In the first instance, we aimed to identify key activities that serve as major sources of meaning in life (defined here as a subjective sense that one’s life makes sense, has purpose, and matters to others) and the states individuals associate with meaning in life, with particular interest in differences across socio-demographic groups. AI-led interviews revealed more information than conventional open text fields, with a 142 percent increase in the number of words respondents wrote. They helped uncover significant activities and subjective states that were not easily anticipated, such as the importance of pet care and companionship, which seemed to emerge as a source of meaning in life approximately as frequently as spirituality and religion. The large sample of respondents enabled the documentation of variations between different socio-economic and political groups. For example, Trump voters were more likely to mention religion as a source of meaning compared to Biden voters.

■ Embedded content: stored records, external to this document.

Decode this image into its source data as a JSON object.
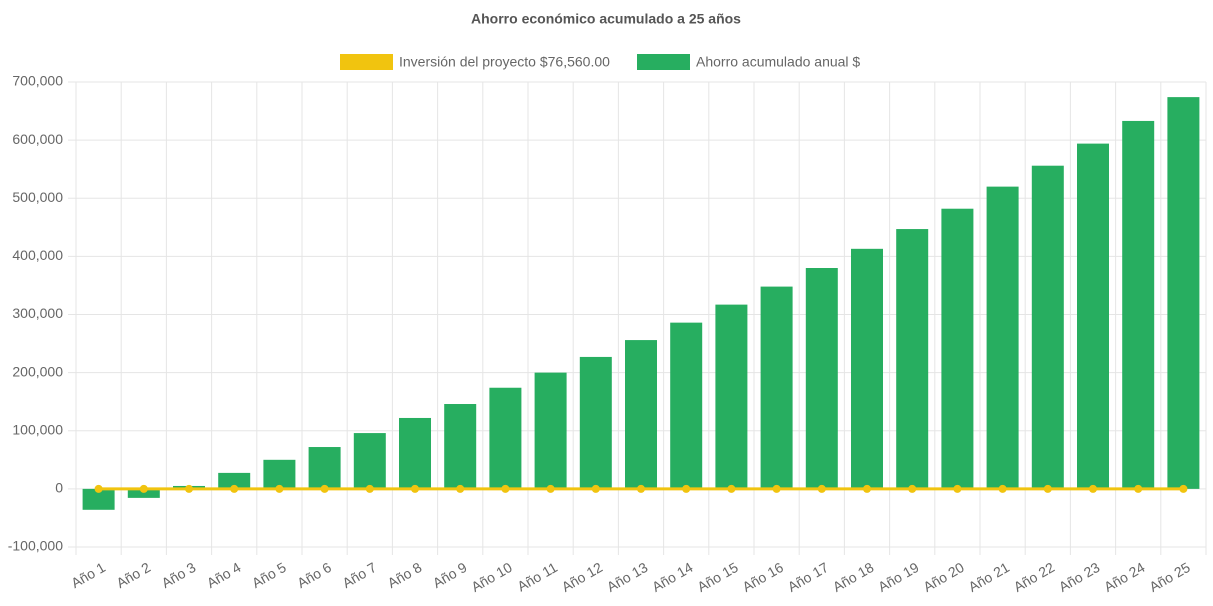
{
  "chart_data": {
    "type": "bar",
    "title": "Ahorro económico acumulado a 25 años",
    "categories": [
      "Año 1",
      "Año 2",
      "Año 3",
      "Año 4",
      "Año 5",
      "Año 6",
      "Año 7",
      "Año 8",
      "Año 9",
      "Año 10",
      "Año 11",
      "Año 12",
      "Año 13",
      "Año 14",
      "Año 15",
      "Año 16",
      "Año 17",
      "Año 18",
      "Año 19",
      "Año 20",
      "Año 21",
      "Año 22",
      "Año 23",
      "Año 24",
      "Año 25"
    ],
    "series": [
      {
        "name": "Inversión del proyecto $76,560.00",
        "type": "line",
        "color": "#f1c40f",
        "values": [
          0,
          0,
          0,
          0,
          0,
          0,
          0,
          0,
          0,
          0,
          0,
          0,
          0,
          0,
          0,
          0,
          0,
          0,
          0,
          0,
          0,
          0,
          0,
          0,
          0
        ]
      },
      {
        "name": "Ahorro acumulado anual $",
        "type": "bar",
        "color": "#27ae60",
        "values": [
          -36000,
          -15500,
          5000,
          27500,
          50000,
          72000,
          96000,
          122000,
          146000,
          174000,
          200000,
          227000,
          256000,
          286000,
          317000,
          348000,
          380000,
          413000,
          447000,
          482000,
          520000,
          556000,
          594000,
          633000,
          674000
        ]
      }
    ],
    "ylim": [
      -100000,
      700000
    ],
    "yticks": [
      {
        "value": -100000,
        "label": "-100,000"
      },
      0,
      {
        "value": 100000,
        "label": "100,000"
      },
      {
        "value": 200000,
        "label": "200,000"
      },
      {
        "value": 300000,
        "label": "300,000"
      },
      {
        "value": 400000,
        "label": "400,000"
      },
      {
        "value": 500000,
        "label": "500,000"
      },
      {
        "value": 600000,
        "label": "600,000"
      },
      {
        "value": 700000,
        "label": "700,000"
      }
    ],
    "grid": true
  }
}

The second application examined political opinions and the reasons behind electoral choices. Here, participants preferred interacting with a conversational agent perceived as a non-judgmental entity, rather than a human interviewer, allowing them to feel more comfortable and to freely express their views, especially on sensitive political issues. Focusing on the French legislative elections, interviews conducted a week before the elections, they show the adaptability of the conversational agent to languages other than English. The study also revealed interesting insights about political polarization. Depending on their political affiliation, voters had different views on political priorities and issues. They are attracted to specific policies as solutions to issues they consider important, rather than being guided by the general ideology of their preferred party.
In the third application, we explored key factors in decision-making using the example of educational and occupational choices, particularly in STEM (science, technology, engineering and mathematics) fields and innovation careers, with a focus on understanding why certain groups are underrepresented. Consistent with previous research on this topic, financial and sociological factors (such as family, mentors, and childhood interests) were crucial, with a major role played by individual interest and passion.
Finally, ethical concerns must be mentioned. To participate in the interviews, respondents must agree to their data being seen by the firms that own the language models, which may raise privacy concerns for some participants. As smaller, local language models become increasingly capable, it is likely that high-quality interviews can be conducted with them, mitigating potential privacy issues.
This approach due to its flexibility and open-source platform, can offer researchers a new tool to conduct large-scale, rigorous interviews on a variety of topics, while allowing researchers to maintain full control over the prompt and interface. The general instructions provided to the LLM are perceived differently in terms of quality, depending on individual researchers’ preferences. The platform’s flexibility allows researchers from different schools of thought to tailor the interviews to their preferences, for example, by focusing on narratives rather than concrete examples. We propose several avenues for improvement and consider the implications of making the conversation, currently conducted via text chat, more fluid by adding a voice option.